Senado derruba bandeira eleitoral de Bolsonaro

Por 47 votos a 28, o Senado derrubou na noite desta terça-feira (18) projeto que foi uma das principais armas de Bolsonaro para vencer as eleições: flexibilizar as normas de posse e porte de armas de fogo. O texto agora vai para a Câmara dos Deputados, onde será apreciado em plenário.

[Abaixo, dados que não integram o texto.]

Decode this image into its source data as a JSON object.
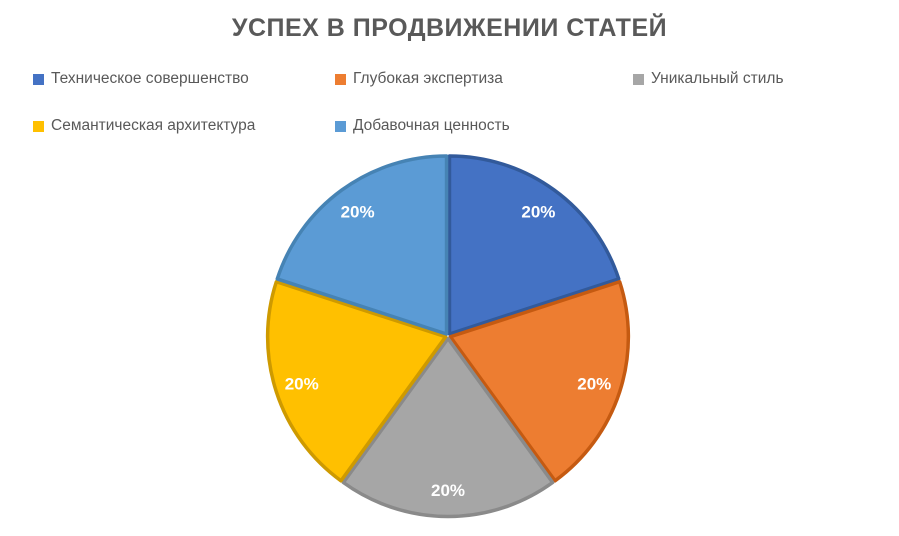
{
  "title": "УСПЕХ В ПРОДВИЖЕНИИ СТАТЕЙ",
  "colors": {
    "background": "#ffffff",
    "title_text": "#595959",
    "legend_text": "#595959",
    "slice_label_text": "#ffffff"
  },
  "chart_data": {
    "type": "pie",
    "title": "УСПЕХ В ПРОДВИЖЕНИИ СТАТЕЙ",
    "legend_position": "top",
    "labels_position": "inside",
    "start_angle_deg": 0,
    "direction": "clockwise",
    "total": 100,
    "slices": [
      {
        "label": "Техническое совершенство",
        "value": 20,
        "display": "20%",
        "fill": "#4472C4",
        "stroke": "#325A9B"
      },
      {
        "label": "Глубокая экспертиза",
        "value": 20,
        "display": "20%",
        "fill": "#ED7D31",
        "stroke": "#C55A11"
      },
      {
        "label": "Уникальный стиль",
        "value": 20,
        "display": "20%",
        "fill": "#A6A6A6",
        "stroke": "#8A8A8A"
      },
      {
        "label": "Семантическая архитектура",
        "value": 20,
        "display": "20%",
        "fill": "#FFC000",
        "stroke": "#CE9A00"
      },
      {
        "label": "Добавочная ценность",
        "value": 20,
        "display": "20%",
        "fill": "#5B9BD5",
        "stroke": "#4683B4"
      }
    ]
  }
}
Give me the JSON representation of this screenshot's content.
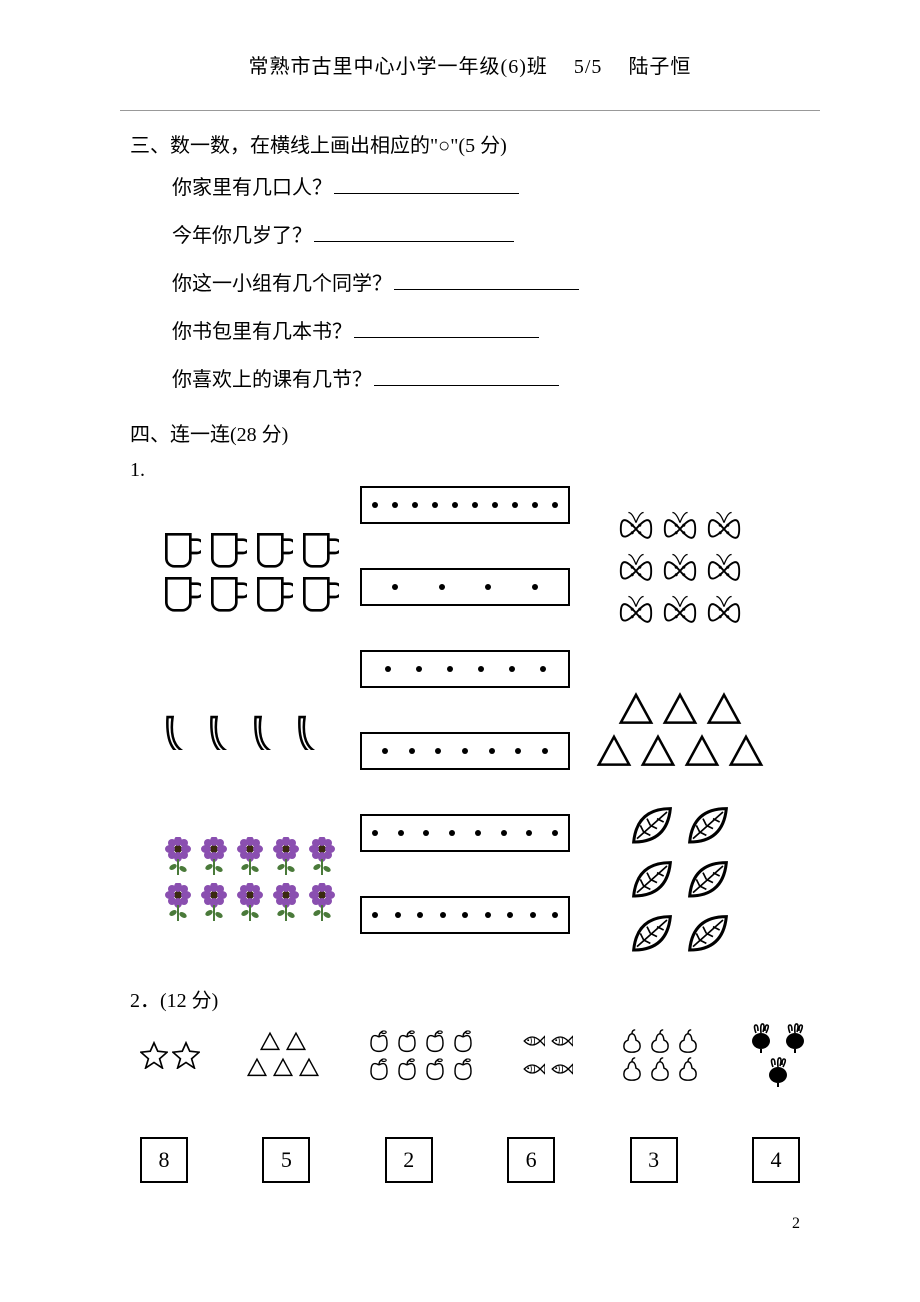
{
  "header": {
    "school": "常熟市古里中心小学一年级(6)班",
    "page": "5/5",
    "student": "陆子恒"
  },
  "section3": {
    "title": "三、数一数，在横线上画出相应的\"○\"(5 分)",
    "questions": [
      {
        "text": "你家里有几口人？",
        "blank_width": 185
      },
      {
        "text": "今年你几岁了？",
        "blank_width": 200
      },
      {
        "text": "你这一小组有几个同学？",
        "blank_width": 185
      },
      {
        "text": "你书包里有几本书？",
        "blank_width": 185
      },
      {
        "text": "你喜欢上的课有几节？",
        "blank_width": 185
      }
    ]
  },
  "section4": {
    "title": "四、连一连(28 分)",
    "item1": {
      "label": "1.",
      "left": [
        {
          "kind": "cup",
          "rows": [
            4,
            4
          ]
        },
        {
          "kind": "banana",
          "rows": [
            4
          ]
        },
        {
          "kind": "flower",
          "rows": [
            5,
            5
          ],
          "color": "#8a4fb0"
        }
      ],
      "dot_boxes": [
        10,
        4,
        6,
        7,
        8,
        9
      ],
      "right": [
        {
          "kind": "butterfly",
          "rows": [
            3,
            3,
            3
          ]
        },
        {
          "kind": "triangle",
          "rows": [
            3,
            4
          ]
        },
        {
          "kind": "leaf",
          "rows": [
            2,
            2,
            2
          ]
        }
      ]
    },
    "item2": {
      "label": "2．(12 分)",
      "groups": [
        {
          "kind": "star",
          "rows": [
            2
          ]
        },
        {
          "kind": "triangle",
          "rows": [
            2,
            3
          ]
        },
        {
          "kind": "apple",
          "rows": [
            4,
            4
          ]
        },
        {
          "kind": "fish",
          "rows": [
            2,
            2
          ]
        },
        {
          "kind": "pear",
          "rows": [
            3,
            3
          ]
        },
        {
          "kind": "radish",
          "rows": [
            2,
            1
          ]
        }
      ],
      "numbers": [
        8,
        5,
        2,
        6,
        3,
        4
      ]
    }
  },
  "page_number": "2"
}
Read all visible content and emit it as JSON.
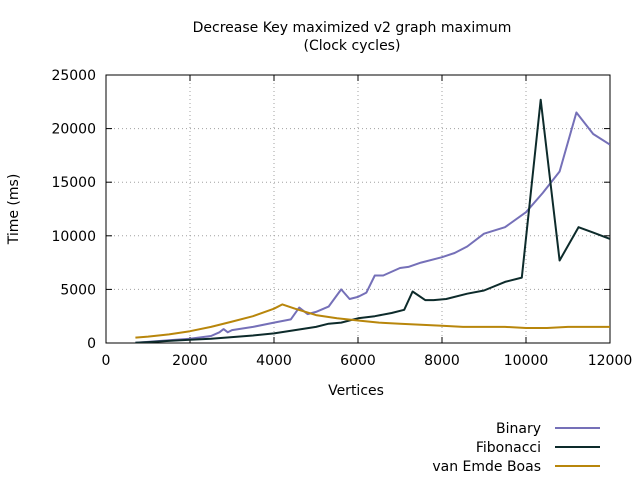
{
  "chart_data": {
    "type": "line",
    "title": "Decrease Key maximized v2 graph maximum",
    "subtitle": "(Clock cycles)",
    "xlabel": "Vertices",
    "ylabel": "Time (ms)",
    "xlim": [
      0,
      12000
    ],
    "ylim": [
      0,
      25000
    ],
    "xticks": [
      0,
      2000,
      4000,
      6000,
      8000,
      10000,
      12000
    ],
    "yticks": [
      0,
      5000,
      10000,
      15000,
      20000,
      25000
    ],
    "grid": true,
    "legend_position": "bottom-right, below plot",
    "series": [
      {
        "name": "Binary",
        "color": "#7570b8",
        "x": [
          700,
          1000,
          1500,
          2000,
          2500,
          2700,
          2800,
          2900,
          3000,
          3500,
          4000,
          4400,
          4600,
          4800,
          5000,
          5300,
          5600,
          5800,
          6000,
          6200,
          6400,
          6600,
          7000,
          7200,
          7500,
          8000,
          8300,
          8600,
          9000,
          9500,
          10000,
          10400,
          10800,
          11200,
          11600,
          12000
        ],
        "y": [
          30,
          100,
          250,
          400,
          650,
          1000,
          1300,
          1000,
          1200,
          1500,
          1900,
          2200,
          3300,
          2700,
          2900,
          3400,
          5000,
          4100,
          4300,
          4700,
          6300,
          6300,
          7000,
          7100,
          7500,
          8000,
          8400,
          9000,
          10200,
          10800,
          12200,
          14000,
          16000,
          21500,
          19500,
          18500
        ]
      },
      {
        "name": "Fibonacci",
        "color": "#0d2b2b",
        "x": [
          700,
          1000,
          1500,
          2000,
          2500,
          3000,
          3500,
          4000,
          4500,
          5000,
          5300,
          5600,
          6000,
          6400,
          6800,
          7100,
          7300,
          7600,
          7800,
          8100,
          8600,
          9000,
          9500,
          9900,
          10350,
          10800,
          11250,
          11600,
          12000
        ],
        "y": [
          20,
          80,
          200,
          300,
          400,
          550,
          700,
          900,
          1200,
          1500,
          1800,
          1900,
          2300,
          2500,
          2800,
          3100,
          4800,
          4000,
          4000,
          4100,
          4600,
          4900,
          5700,
          6100,
          22700,
          7700,
          10800,
          10300,
          9700
        ]
      },
      {
        "name": "van Emde Boas",
        "color": "#b8860b",
        "x": [
          700,
          1000,
          1500,
          2000,
          2500,
          3000,
          3500,
          4000,
          4200,
          4500,
          5000,
          5500,
          6000,
          6500,
          7000,
          7500,
          8000,
          8500,
          9000,
          9500,
          10000,
          10500,
          11000,
          11500,
          12000
        ],
        "y": [
          500,
          600,
          800,
          1100,
          1500,
          2000,
          2500,
          3200,
          3600,
          3200,
          2600,
          2300,
          2100,
          1900,
          1800,
          1700,
          1600,
          1500,
          1500,
          1500,
          1400,
          1400,
          1500,
          1500,
          1500
        ]
      }
    ]
  }
}
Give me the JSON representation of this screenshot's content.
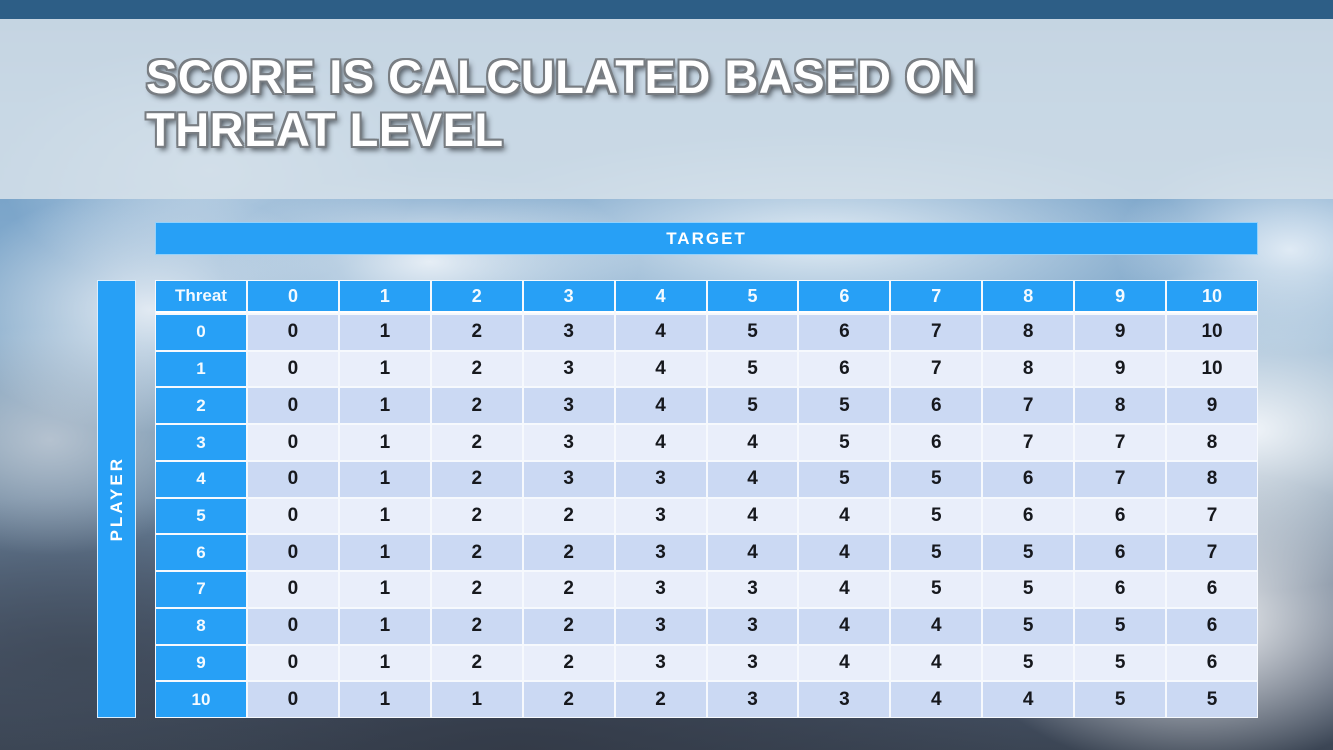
{
  "slide": {
    "title_line1": "SCORE IS CALCULATED BASED ON",
    "title_line2": "THREAT LEVEL"
  },
  "matrix": {
    "target_label": "TARGET",
    "player_label": "PLAYER",
    "corner_label": "Threat",
    "column_headers": [
      "0",
      "1",
      "2",
      "3",
      "4",
      "5",
      "6",
      "7",
      "8",
      "9",
      "10"
    ],
    "rows": [
      {
        "player": "0",
        "values": [
          "0",
          "1",
          "2",
          "3",
          "4",
          "5",
          "6",
          "7",
          "8",
          "9",
          "10"
        ]
      },
      {
        "player": "1",
        "values": [
          "0",
          "1",
          "2",
          "3",
          "4",
          "5",
          "6",
          "7",
          "8",
          "9",
          "10"
        ]
      },
      {
        "player": "2",
        "values": [
          "0",
          "1",
          "2",
          "3",
          "4",
          "5",
          "5",
          "6",
          "7",
          "8",
          "9"
        ]
      },
      {
        "player": "3",
        "values": [
          "0",
          "1",
          "2",
          "3",
          "4",
          "4",
          "5",
          "6",
          "7",
          "7",
          "8"
        ]
      },
      {
        "player": "4",
        "values": [
          "0",
          "1",
          "2",
          "3",
          "3",
          "4",
          "5",
          "5",
          "6",
          "7",
          "8"
        ]
      },
      {
        "player": "5",
        "values": [
          "0",
          "1",
          "2",
          "2",
          "3",
          "4",
          "4",
          "5",
          "6",
          "6",
          "7"
        ]
      },
      {
        "player": "6",
        "values": [
          "0",
          "1",
          "2",
          "2",
          "3",
          "4",
          "4",
          "5",
          "5",
          "6",
          "7"
        ]
      },
      {
        "player": "7",
        "values": [
          "0",
          "1",
          "2",
          "2",
          "3",
          "3",
          "4",
          "5",
          "5",
          "6",
          "6"
        ]
      },
      {
        "player": "8",
        "values": [
          "0",
          "1",
          "2",
          "2",
          "3",
          "3",
          "4",
          "4",
          "5",
          "5",
          "6"
        ]
      },
      {
        "player": "9",
        "values": [
          "0",
          "1",
          "2",
          "2",
          "3",
          "3",
          "4",
          "4",
          "5",
          "5",
          "6"
        ]
      },
      {
        "player": "10",
        "values": [
          "0",
          "1",
          "1",
          "2",
          "2",
          "3",
          "3",
          "4",
          "4",
          "5",
          "5"
        ]
      }
    ]
  },
  "colors": {
    "accent_blue": "#27a0f6",
    "top_bar": "#2d5e86",
    "title_band": "#d5e0e9",
    "band_dark": "#cbd9f3",
    "band_light": "#e9eefa",
    "cell_text": "#16181d",
    "header_text": "#ffffff"
  }
}
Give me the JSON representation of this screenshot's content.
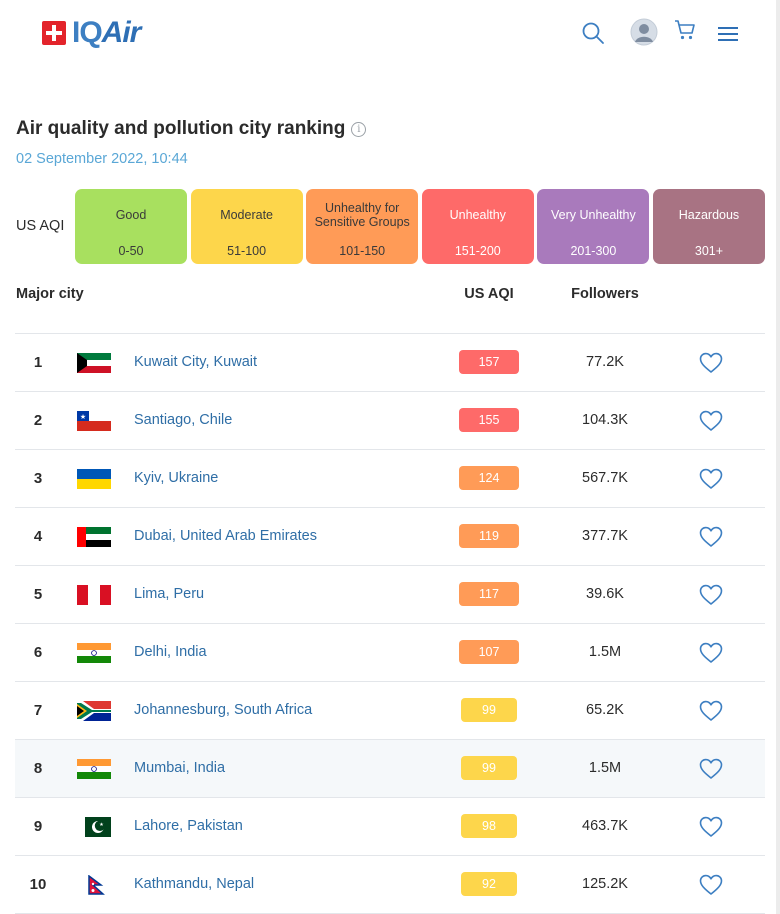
{
  "header": {
    "logo_iq": "IQ",
    "logo_air": "Air",
    "icons": [
      "search-icon",
      "user-avatar-icon",
      "cart-icon",
      "hamburger-menu-icon"
    ]
  },
  "page": {
    "title": "Air quality and pollution city ranking",
    "info_glyph": "i",
    "timestamp": "02 September 2022, 10:44"
  },
  "legend": {
    "label": "US AQI",
    "levels": [
      {
        "name": "Good",
        "range": "0-50",
        "color": "#a8e05f"
      },
      {
        "name": "Moderate",
        "range": "51-100",
        "color": "#fdd64b"
      },
      {
        "name": "Unhealthy for Sensitive Groups",
        "range": "101-150",
        "color": "#ff9b57"
      },
      {
        "name": "Unhealthy",
        "range": "151-200",
        "color": "#fe6a69"
      },
      {
        "name": "Very Unhealthy",
        "range": "201-300",
        "color": "#a97abc"
      },
      {
        "name": "Hazardous",
        "range": "301+",
        "color": "#a87383"
      }
    ]
  },
  "table": {
    "headers": {
      "city": "Major city",
      "aqi": "US AQI",
      "followers": "Followers"
    },
    "rows": [
      {
        "rank": "1",
        "city": "Kuwait City, Kuwait",
        "flag": "kuwait",
        "aqi": "157",
        "followers": "77.2K"
      },
      {
        "rank": "2",
        "city": "Santiago, Chile",
        "flag": "chile",
        "aqi": "155",
        "followers": "104.3K"
      },
      {
        "rank": "3",
        "city": "Kyiv, Ukraine",
        "flag": "ukraine",
        "aqi": "124",
        "followers": "567.7K"
      },
      {
        "rank": "4",
        "city": "Dubai, United Arab Emirates",
        "flag": "uae",
        "aqi": "119",
        "followers": "377.7K"
      },
      {
        "rank": "5",
        "city": "Lima, Peru",
        "flag": "peru",
        "aqi": "117",
        "followers": "39.6K"
      },
      {
        "rank": "6",
        "city": "Delhi, India",
        "flag": "india",
        "aqi": "107",
        "followers": "1.5M"
      },
      {
        "rank": "7",
        "city": "Johannesburg, South Africa",
        "flag": "south-africa",
        "aqi": "99",
        "followers": "65.2K"
      },
      {
        "rank": "8",
        "city": "Mumbai, India",
        "flag": "india",
        "aqi": "99",
        "followers": "1.5M"
      },
      {
        "rank": "9",
        "city": "Lahore, Pakistan",
        "flag": "pakistan",
        "aqi": "98",
        "followers": "463.7K"
      },
      {
        "rank": "10",
        "city": "Kathmandu, Nepal",
        "flag": "nepal",
        "aqi": "92",
        "followers": "125.2K"
      }
    ]
  },
  "colors": {
    "unhealthy_badge": "#fe6a69",
    "sensitive_badge": "#ff9b57",
    "moderate_badge": "#fdd64b",
    "link": "#2f6ea6",
    "accent": "#3d7fc2"
  }
}
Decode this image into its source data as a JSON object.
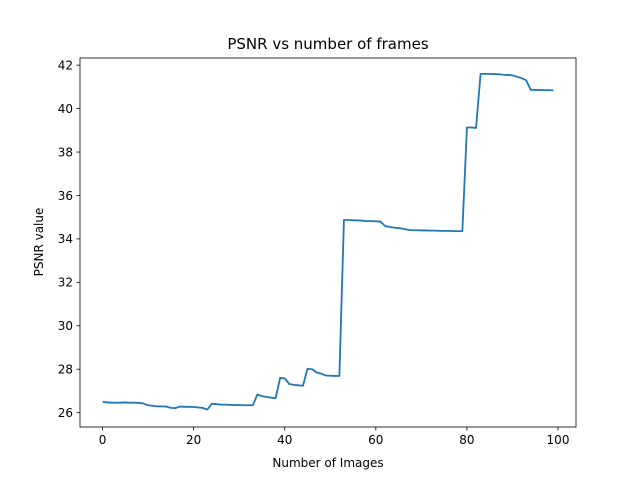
{
  "chart_data": {
    "type": "line",
    "title": "PSNR vs number of frames",
    "xlabel": "Number of Images",
    "ylabel": "PSNR value",
    "xlim": [
      -4.95,
      103.95
    ],
    "ylim": [
      25.34,
      42.33
    ],
    "xticks": [
      0,
      20,
      40,
      60,
      80,
      100
    ],
    "yticks": [
      26,
      28,
      30,
      32,
      34,
      36,
      38,
      40,
      42
    ],
    "grid": false,
    "legend": "none",
    "line_color": "#1f77b4",
    "series": [
      {
        "x": [
          0,
          1,
          2,
          3,
          4,
          5,
          6,
          7,
          8,
          9,
          10,
          11,
          12,
          13,
          14,
          15,
          16,
          17,
          18,
          19,
          20,
          21,
          22,
          23,
          24,
          25,
          26,
          27,
          28,
          29,
          30,
          31,
          32,
          33,
          34,
          35,
          36,
          37,
          38,
          39,
          40,
          41,
          42,
          43,
          44,
          45,
          46,
          47,
          48,
          49,
          50,
          51,
          52,
          53,
          54,
          55,
          56,
          57,
          58,
          59,
          60,
          61,
          62,
          63,
          64,
          65,
          66,
          67,
          68,
          69,
          70,
          71,
          72,
          73,
          74,
          75,
          76,
          77,
          78,
          79,
          80,
          81,
          82,
          83,
          84,
          85,
          86,
          87,
          88,
          89,
          90,
          91,
          92,
          93,
          94,
          95,
          96,
          97,
          98,
          99
        ],
        "values": [
          26.51,
          26.47,
          26.46,
          26.46,
          26.46,
          26.47,
          26.46,
          26.46,
          26.45,
          26.42,
          26.34,
          26.32,
          26.29,
          26.29,
          26.28,
          26.22,
          26.21,
          26.28,
          26.27,
          26.27,
          26.26,
          26.24,
          26.22,
          26.14,
          26.41,
          26.39,
          26.37,
          26.37,
          26.36,
          26.35,
          26.35,
          26.34,
          26.34,
          26.34,
          26.84,
          26.76,
          26.72,
          26.69,
          26.67,
          27.6,
          27.58,
          27.32,
          27.28,
          27.26,
          27.24,
          28.02,
          28.0,
          27.85,
          27.8,
          27.71,
          27.7,
          27.69,
          27.69,
          34.87,
          34.87,
          34.86,
          34.85,
          34.84,
          34.82,
          34.82,
          34.81,
          34.8,
          34.6,
          34.55,
          34.52,
          34.5,
          34.47,
          34.42,
          34.4,
          34.4,
          34.39,
          34.39,
          34.38,
          34.38,
          34.37,
          34.37,
          34.37,
          34.36,
          34.36,
          34.36,
          39.13,
          39.13,
          39.11,
          41.6,
          41.6,
          41.6,
          41.59,
          41.58,
          41.56,
          41.55,
          41.53,
          41.47,
          41.4,
          41.31,
          40.87,
          40.86,
          40.86,
          40.85,
          40.85,
          40.84
        ]
      }
    ]
  }
}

Governo sofre mais uma derrota com decisão do Senado de derrubar os decretos de Bolsonaro que flexibilizam o porte e a posse de armas no Brasil. A decisão ainda tem que passar pela Câmara. O tema deverá tramitar em regime de urgência, indo direto para o plenário. Ainda não há prazo para a votação.

Após a votação no Senado, Bolsonaro publicou em seu Twitter que espera que a “Câmara não siga o Senado, mantendo a validade do nosso decreto, respeitando o Referendo de 2005 e o legítimo direito à defesa”.

Um pouco mais cedo, após cerimônia no palácio do Planalto nesta terça-feira (18), o capitão afirmou que seu governo vai facilitar a vida de quem quiser ter armas em casa.

“Toda boa ditadura é precedida do desarmamento. Você vê: o povo venezuelano não tem como reagir. Se tivesse não estaria acontecendo tudo isso que está acontecendo lá”, afirmou.

O filho do presidente, senador Flávio Bolsonaro (PSL-RJ) estava presente na sessão desta terça (18) no Senado e defendeu a facilitação do porte. “O cidadão tem o direito de proteger a si e sua família”, afirmou o filho do presidente pelo Twitter.

“Criei meus filhos sem dar um tiro sequer. E morava na minha propriedade rural sozinha com três crianças. Senhor Presidente da República, arme e treine os policiais. Pagamos impostos para que o Estado brasileiro cuide de nós. Não transfiram a obrigação de vocês, governo federal, para o povo brasileiro”, disse a senadora Kátia Abreu (PDT-TO).

“O monopólio da força tem que permanecer com o Estado. Sabe o que é um vereador ter direito de andar com uma arma de fogo e ir a uma reunião numa comunidade? É um poder gigantesco para intimidar as pessoas. Nós daremos um recado a esse governo que não preza a vida”, argumentou o senador Humberto Costa (PT-PE).